Indexing of empty arrays affecting search results

Hi all,

We are using Elasticsearch for searching content on our website which is primarily musician names.

The primary search field is "name" but we also have a number of secondary index fields included in the search such as an "aliases" field for matching the musician's stage name rather than their real name. Since a musician can have several aliases, this stored as an array e.g. Sean Combs has aliases Puff Daddy and P. Diddy.

Note that "aliases" is part of the "secondary_index_field" object.

A problem arises if a document is indexed where the "name" fields has a full stop e.g. "Portugal. The Man" and the aliases field is an empty array as per the example below.

{
  "_index": "jaxsta-20211124-231212",
  "_type": "_doc",
  "_id": "d0140c45-3122-4934-9d83-f4429c048069",
  "_version": 2,
  "_score": 0,
  "_source": {
    "jaxsta_uuid": "d0140c45-3122-4934-9d83-f4429c048069",
    "name": "Portugal. The Man",
    "secondary_index_field": {
      "entity_aliases": [],
      "identifiers": [
        "167649475",
        "4kI8Ie27vjvonwaB2ePh8T"
      ]
    }
  }
}

When I use the following search query, the document above is not returned.

GET jaxsta/_search
{
  "size": 2000,
  "query": {
    "function_score": {
      "query": {
        "multi_match": {
          "query": "Portugal. The Man",
          "fields": [
            "name",
            "secondary_index_field.entity_aliases",
            "secondary_index_field.identifiers"
          ],
          "type": "cross_fields"
        }
      }
    }
  }
}

But if I remove "secondary_index_field.entity_aliases" from the fields list, the correct document is returned in the search result.

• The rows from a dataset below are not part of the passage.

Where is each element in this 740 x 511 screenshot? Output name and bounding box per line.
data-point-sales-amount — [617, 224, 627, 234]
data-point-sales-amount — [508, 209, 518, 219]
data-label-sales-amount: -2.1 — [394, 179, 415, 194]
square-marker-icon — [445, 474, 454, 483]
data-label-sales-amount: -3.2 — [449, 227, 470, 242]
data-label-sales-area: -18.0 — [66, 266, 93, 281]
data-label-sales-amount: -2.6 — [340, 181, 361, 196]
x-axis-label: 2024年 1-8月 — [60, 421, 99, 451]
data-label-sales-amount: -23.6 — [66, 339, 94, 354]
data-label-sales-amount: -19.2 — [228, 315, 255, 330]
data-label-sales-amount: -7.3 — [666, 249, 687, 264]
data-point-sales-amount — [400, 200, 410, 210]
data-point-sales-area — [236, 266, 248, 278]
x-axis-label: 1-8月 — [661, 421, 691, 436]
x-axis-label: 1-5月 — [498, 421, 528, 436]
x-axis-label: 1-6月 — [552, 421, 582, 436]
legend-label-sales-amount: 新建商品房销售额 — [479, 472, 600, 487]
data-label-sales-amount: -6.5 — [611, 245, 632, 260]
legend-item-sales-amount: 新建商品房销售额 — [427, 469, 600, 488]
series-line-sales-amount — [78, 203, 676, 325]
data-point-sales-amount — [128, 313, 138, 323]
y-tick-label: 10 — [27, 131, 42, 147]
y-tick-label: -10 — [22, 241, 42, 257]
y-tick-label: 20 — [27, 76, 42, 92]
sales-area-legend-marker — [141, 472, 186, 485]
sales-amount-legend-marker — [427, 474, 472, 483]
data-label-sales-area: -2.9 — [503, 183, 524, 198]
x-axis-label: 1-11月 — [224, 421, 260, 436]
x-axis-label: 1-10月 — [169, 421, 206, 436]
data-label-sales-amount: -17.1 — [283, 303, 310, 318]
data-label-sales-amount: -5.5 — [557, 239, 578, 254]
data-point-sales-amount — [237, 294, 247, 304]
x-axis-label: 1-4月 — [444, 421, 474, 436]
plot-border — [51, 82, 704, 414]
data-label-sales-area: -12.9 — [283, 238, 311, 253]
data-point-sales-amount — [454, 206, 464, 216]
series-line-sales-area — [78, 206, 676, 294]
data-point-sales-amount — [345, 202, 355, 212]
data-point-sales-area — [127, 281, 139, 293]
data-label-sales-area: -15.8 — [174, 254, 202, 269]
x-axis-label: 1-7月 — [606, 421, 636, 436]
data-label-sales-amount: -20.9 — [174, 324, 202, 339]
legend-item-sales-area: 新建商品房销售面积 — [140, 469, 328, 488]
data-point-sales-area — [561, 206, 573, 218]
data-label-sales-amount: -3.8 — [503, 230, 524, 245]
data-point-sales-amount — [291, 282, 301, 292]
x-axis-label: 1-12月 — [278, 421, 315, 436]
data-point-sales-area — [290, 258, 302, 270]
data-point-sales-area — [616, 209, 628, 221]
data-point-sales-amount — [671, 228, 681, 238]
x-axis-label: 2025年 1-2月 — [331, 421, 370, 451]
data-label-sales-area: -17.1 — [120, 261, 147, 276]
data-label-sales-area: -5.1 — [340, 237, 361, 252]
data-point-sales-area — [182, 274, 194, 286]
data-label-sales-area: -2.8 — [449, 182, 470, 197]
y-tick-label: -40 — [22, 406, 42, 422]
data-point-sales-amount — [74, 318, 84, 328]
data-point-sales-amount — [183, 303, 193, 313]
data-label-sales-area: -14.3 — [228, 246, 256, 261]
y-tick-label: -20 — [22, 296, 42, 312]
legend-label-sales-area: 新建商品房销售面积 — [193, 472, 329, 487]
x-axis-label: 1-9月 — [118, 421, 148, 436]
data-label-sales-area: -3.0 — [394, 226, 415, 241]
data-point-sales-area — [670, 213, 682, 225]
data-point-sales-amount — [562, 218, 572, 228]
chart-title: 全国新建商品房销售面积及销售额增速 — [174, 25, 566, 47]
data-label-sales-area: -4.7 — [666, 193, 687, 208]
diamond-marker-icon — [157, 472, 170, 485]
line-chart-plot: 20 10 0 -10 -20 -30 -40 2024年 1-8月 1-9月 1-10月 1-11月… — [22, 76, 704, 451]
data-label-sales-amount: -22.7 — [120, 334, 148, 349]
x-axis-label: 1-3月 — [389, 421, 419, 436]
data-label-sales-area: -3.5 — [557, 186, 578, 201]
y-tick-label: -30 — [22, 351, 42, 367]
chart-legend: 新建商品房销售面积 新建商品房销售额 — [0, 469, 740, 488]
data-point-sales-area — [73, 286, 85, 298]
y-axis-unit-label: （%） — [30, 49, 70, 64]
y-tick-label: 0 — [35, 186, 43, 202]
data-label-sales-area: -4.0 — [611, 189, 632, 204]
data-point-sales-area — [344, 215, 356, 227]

In terms of mapping, we are using the following for these fields:

"name" : {
  "type" : "text",
  "fields" : {
	"keyword" : {
	  "type" : "keyword",
	  "ignore_above" : 256
	}
  }
},
"secondary_index_field" : {
  "properties" : {
	"entity_aliases" : {
	  "type" : "text",
	  "fields" : {
		"keyword" : {
		  "type" : "keyword",
		  "ignore_above" : 256
		}
	  }
	}
  }
}

Can anyone suggest what we are doing wrong?

Thanks,

Michael Stone

This topic was automatically closed 28 days after the last reply. New replies are no longer allowed.